Вынесем мы с Юркой тазы с выстиранным бельем, мать вешает, а Аська взбесится и кричит в окошко: «Свет загородили!» Наподдать бы ей, а мать в ответ: «Замуж выйдешь, успокоишься, доченька». И все. Ни слова упрека.
– Не нравится она тебе, – заметила я. – Интересно, что с ней дальше стало, вышла она замуж, успокоилась?
– Терпение, мой юный друг, – улыбнулся Саша. – Слушай внимательно, скоро все узнаешь. Я с радостью помогал Юркиной семье по дому, потом, вдохновившись, мог и у себя порядок навести, но хватало его ненадолго – у нас никто к чистоте не был приучен. Аська мне запомнилась тем, что лицо у нее было интересное – рот большой и словно вот-вот рассмеется, а характер ворчливый и всем недовольный. Но ее все равно любили и мать о ней заботилась, как будто она графиня какая-то.
Вот моей матери было все равно – чистая ли у меня одежда, мыл ли я руки и что я ел. К Юрке я всегда шел, вымыв лицо и шею, начистив обувь и сменив носки. У них же я научился уважительно разговаривать с людьми, следить за своей речью. Мне так хотелось, чтобы меня уважали его родители, что я стал много читать и заниматься спортом.
И так хорошо и спокойно было мне у Юрки дома, что я ничего не замечал. А оказывается, не все было гладко в датском королевстве…
– Ну вот… – расстроилась я. – Да почему же не бывает идеальных семей? Везде какие-то или тайны, или измены. А то кто-то очень хороший возьмет и умрет!
– Везде жизнь, Оля, – снисходительно ответил мой рассказчик и пропел: – То взлет, то посадка. То снег, то дожди… Всякое бывает. Слушай дальше.
Стыдно признаться, но я втайне мечтал о такой матери, как у Юрки.

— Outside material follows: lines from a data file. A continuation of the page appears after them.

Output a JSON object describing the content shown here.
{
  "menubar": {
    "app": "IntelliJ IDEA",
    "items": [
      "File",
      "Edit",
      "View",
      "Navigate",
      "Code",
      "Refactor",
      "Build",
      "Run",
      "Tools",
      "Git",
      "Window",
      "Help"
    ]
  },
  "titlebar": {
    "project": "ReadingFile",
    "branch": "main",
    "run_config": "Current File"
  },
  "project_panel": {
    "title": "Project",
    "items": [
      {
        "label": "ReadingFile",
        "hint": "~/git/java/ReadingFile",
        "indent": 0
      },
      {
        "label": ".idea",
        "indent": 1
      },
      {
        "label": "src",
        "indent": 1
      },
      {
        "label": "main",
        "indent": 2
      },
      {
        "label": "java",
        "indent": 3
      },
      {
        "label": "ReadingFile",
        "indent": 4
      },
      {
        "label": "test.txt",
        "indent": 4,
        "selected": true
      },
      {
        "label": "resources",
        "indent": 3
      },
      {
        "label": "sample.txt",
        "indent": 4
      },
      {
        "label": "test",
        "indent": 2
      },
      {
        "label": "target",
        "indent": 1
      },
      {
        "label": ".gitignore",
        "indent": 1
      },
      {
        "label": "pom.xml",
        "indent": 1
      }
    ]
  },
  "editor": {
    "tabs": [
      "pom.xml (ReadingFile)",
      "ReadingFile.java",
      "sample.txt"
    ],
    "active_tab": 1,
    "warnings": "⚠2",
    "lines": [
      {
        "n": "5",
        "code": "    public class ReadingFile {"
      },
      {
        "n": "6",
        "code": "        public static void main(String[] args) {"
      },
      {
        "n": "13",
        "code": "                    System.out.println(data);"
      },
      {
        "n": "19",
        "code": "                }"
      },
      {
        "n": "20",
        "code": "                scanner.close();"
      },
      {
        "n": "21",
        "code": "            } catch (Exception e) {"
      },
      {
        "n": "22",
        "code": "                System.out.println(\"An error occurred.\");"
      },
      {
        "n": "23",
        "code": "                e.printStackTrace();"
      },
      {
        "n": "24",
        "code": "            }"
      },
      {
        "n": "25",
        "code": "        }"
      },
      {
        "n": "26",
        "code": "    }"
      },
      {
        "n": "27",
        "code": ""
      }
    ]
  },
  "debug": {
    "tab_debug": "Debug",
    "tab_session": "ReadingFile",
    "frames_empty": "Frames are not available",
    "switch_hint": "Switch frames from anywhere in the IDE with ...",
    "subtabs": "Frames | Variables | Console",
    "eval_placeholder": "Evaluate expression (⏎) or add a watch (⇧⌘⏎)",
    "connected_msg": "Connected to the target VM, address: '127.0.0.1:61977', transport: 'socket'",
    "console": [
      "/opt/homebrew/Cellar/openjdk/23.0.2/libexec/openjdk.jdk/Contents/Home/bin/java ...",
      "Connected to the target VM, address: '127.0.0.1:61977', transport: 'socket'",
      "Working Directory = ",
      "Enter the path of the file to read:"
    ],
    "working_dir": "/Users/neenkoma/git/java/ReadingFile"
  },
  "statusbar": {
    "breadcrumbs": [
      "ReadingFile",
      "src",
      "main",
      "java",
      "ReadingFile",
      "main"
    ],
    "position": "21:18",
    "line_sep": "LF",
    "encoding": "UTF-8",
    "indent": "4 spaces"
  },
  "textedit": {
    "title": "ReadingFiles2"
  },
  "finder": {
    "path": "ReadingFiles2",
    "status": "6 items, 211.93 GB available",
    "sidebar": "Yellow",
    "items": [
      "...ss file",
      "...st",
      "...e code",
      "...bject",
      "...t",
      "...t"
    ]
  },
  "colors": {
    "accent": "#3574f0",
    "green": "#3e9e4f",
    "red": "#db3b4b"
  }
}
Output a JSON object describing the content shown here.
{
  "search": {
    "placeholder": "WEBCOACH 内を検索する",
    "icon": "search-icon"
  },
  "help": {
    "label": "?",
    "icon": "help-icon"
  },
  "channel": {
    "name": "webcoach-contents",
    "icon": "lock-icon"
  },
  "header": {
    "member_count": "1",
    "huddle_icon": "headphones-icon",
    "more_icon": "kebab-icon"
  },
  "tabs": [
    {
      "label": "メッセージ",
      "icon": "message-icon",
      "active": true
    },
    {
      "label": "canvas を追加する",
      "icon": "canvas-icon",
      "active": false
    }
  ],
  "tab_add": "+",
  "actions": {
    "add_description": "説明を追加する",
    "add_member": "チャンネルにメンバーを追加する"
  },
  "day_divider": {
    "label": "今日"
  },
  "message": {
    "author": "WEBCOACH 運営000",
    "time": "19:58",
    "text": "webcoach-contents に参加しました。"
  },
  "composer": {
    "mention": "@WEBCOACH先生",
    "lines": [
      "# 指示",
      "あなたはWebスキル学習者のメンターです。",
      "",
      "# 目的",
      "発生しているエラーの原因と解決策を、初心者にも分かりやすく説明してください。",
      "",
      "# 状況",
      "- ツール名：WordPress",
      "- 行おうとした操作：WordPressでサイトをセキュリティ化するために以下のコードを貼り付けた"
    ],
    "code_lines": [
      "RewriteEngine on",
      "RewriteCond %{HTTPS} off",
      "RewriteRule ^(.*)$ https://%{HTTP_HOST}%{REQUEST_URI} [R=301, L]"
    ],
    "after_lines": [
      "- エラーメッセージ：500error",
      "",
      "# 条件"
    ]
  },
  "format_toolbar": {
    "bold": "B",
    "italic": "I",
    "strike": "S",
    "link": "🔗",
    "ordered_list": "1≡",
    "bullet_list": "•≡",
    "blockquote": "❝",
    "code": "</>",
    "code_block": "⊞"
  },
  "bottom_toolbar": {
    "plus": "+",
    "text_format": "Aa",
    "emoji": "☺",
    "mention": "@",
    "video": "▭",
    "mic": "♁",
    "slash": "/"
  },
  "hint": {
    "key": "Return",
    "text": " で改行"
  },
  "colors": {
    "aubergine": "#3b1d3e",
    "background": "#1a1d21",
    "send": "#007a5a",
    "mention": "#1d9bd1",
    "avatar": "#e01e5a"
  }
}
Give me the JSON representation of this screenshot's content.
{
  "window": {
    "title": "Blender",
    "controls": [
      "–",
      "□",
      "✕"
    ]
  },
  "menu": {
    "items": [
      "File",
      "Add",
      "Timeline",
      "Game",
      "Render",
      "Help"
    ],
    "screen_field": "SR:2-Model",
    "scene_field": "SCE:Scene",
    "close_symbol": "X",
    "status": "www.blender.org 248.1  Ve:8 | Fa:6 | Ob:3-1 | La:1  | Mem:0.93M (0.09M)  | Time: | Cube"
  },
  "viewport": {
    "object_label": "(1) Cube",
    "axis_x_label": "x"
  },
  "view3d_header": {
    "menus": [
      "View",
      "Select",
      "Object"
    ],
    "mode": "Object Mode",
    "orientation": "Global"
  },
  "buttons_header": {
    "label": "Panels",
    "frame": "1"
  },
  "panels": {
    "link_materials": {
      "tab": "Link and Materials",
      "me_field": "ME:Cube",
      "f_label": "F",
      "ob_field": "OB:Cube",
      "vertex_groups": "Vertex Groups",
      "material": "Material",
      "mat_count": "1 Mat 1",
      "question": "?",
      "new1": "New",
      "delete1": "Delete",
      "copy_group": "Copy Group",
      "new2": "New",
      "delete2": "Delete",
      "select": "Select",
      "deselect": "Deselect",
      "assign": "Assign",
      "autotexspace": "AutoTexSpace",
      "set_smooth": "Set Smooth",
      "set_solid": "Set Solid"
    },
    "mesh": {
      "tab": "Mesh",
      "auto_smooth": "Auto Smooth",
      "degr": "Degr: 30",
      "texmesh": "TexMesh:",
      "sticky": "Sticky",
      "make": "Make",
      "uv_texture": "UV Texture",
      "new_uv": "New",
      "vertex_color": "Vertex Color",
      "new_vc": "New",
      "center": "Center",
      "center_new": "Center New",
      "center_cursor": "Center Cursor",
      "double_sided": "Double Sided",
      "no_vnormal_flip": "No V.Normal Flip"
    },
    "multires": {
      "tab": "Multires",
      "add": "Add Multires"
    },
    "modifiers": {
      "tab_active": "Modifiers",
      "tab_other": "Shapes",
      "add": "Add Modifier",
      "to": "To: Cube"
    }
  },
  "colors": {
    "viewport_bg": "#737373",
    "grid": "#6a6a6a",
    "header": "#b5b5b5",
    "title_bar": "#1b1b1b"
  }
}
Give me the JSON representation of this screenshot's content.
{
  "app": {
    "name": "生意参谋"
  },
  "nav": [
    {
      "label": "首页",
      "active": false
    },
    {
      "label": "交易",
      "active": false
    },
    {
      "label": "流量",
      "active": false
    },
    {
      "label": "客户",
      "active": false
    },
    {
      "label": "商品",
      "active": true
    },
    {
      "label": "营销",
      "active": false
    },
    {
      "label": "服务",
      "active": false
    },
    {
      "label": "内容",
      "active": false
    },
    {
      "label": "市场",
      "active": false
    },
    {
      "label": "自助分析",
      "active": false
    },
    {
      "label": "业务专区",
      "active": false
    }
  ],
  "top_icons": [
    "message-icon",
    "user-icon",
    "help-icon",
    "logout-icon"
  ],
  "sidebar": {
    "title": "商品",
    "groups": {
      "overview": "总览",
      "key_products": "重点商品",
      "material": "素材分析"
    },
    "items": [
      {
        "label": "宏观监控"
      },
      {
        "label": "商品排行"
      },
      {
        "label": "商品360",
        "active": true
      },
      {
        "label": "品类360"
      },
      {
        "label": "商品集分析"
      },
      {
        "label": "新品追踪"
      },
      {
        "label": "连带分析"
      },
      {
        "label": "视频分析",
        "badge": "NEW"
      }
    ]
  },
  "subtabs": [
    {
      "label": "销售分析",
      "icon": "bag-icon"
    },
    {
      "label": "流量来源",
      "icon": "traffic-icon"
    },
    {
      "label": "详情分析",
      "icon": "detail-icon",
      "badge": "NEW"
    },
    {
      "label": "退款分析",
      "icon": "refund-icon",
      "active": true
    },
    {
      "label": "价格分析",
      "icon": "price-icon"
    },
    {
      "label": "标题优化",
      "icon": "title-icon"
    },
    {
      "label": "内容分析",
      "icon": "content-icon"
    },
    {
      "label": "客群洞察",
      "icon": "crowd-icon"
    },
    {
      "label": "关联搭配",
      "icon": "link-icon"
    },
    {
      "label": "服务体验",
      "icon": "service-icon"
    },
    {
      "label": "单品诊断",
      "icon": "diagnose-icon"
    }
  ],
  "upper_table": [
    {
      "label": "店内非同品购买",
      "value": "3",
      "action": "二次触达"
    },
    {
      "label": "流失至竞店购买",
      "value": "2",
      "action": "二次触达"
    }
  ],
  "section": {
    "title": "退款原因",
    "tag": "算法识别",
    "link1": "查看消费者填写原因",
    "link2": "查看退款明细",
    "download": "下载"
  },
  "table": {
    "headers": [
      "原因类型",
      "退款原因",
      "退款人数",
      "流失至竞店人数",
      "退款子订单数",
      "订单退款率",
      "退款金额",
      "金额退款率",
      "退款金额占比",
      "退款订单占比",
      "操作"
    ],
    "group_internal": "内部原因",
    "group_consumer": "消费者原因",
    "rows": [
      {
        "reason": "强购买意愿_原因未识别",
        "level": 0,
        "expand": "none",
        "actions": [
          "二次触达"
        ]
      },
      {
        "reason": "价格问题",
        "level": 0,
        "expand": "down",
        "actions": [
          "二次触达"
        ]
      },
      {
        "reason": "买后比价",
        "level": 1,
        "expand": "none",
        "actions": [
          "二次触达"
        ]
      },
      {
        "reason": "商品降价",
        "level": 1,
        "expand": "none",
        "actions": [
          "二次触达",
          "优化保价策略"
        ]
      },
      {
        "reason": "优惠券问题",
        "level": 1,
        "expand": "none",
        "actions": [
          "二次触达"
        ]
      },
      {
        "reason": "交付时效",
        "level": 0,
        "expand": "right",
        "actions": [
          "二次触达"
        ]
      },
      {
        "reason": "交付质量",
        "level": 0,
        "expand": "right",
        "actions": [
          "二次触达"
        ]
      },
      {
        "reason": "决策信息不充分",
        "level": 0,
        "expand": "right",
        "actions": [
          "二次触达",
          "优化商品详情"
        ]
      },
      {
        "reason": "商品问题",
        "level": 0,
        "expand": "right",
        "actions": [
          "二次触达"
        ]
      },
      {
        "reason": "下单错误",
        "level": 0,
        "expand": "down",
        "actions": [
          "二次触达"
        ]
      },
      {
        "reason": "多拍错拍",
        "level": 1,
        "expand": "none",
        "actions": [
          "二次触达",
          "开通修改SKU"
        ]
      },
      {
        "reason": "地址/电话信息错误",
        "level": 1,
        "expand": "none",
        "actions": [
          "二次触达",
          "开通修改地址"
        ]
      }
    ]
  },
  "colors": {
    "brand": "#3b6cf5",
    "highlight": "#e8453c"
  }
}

Придем из школы, она нам с порога:
– Проголодались? А я оладьев напекла. Борщ ставлю греть? – никаких микроволновок в помине тогда не было, она наливала нам несколько половников ароматного борща в большую миску и ставила на плиту.
Пока мы мыли руки, стол был уже накрыт. Юркина мать садилась всегда с нами на краешек стула и внимательно расспрашивала, как прошел наш школьный день: что самого смешного случилось или печального, какие выводы мы сделали или что почувствовали. Мне самому было интересно отвечать на ее вопросы, она каким-то чутьем улавливала самую суть происходящего и давала нам возможность научиться ощущать самих себя в разных ситуациях.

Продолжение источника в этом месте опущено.